The real problem with being in love with two people, assuming all parties haven’t consented to it, is that you’re definitely going to lose one of them.  More than likely you will lose both.  I can’t genuinely write the sensation of that level of anguish.  Pick something you love in pairs.  Parents? Murder one of them to save the other.  Children?  Pick one to slaughter in order to preserve the other.  No matter which move I made I was going to lose and I was going to lose hard.

There was no settling my mind.  The best way I can describe it is like the two halves of my brain were actively ripping themselves apart.  One half choosing logically my commitments to the person in front of me, with who I endured both hardship and joy.  The other half choosing to imagine what a better life could look like when it isn’t steeped beyond bitter in this current state of suffering.  There was a burning sensation in my corpus callosum.  The guilt of even having these thoughts weighed on me constantly.  What was I going to do?  How can I resolve this?  How can I choose to give one of them up?
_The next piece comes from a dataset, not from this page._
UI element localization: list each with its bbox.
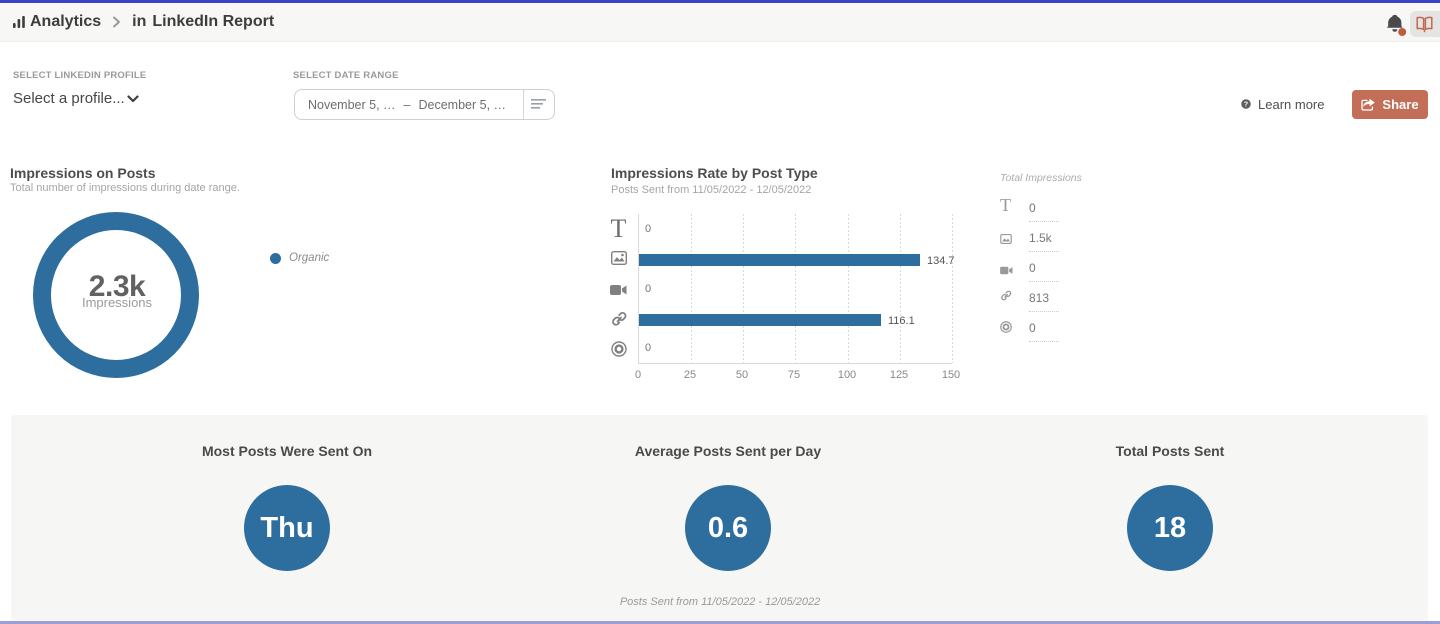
svg-text:?: ? [1244,101,1248,109]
I spent a lot of time contemplating how I could sneak around my vows.  Tip toe around in the dark to see this person.  I knew though, that I’d never be able to tell the lie.  Not that it seemed I had to.  We would all three sit on the couch and drink wine while we would pretend none of us saw what was happening.  Was I crazy?

I even brought it up with my spouse like a good boy.  Not an easy topic to broach.  There was an immense sense of shame but I had no idea what to do.  We sat there and I explained what was happening in my mind and in my heart.  I did my best to be forthright hoping we could come up with a plan together.  This was a gut wrenching experience of basically attempting to give this person up.  It didn’t seem like I could give them up though.

My thought process went something like this.  I love both of these people in different ways but just as intensely.  Adultery is a sin of two people.  Divorce is a sin of two people.  But ultimately this was my problem.  I couldn’t let go of either of them.  I couldn’t move forward from where I was.  Suicide is a sin of one person.

The alarm on my cellphone is going off.  It’s incessant buzzing against the table where my head is rested makes it impossible to ignore.  The device might be as pissed about it’s existence as I am about mine, but then again, maybe not.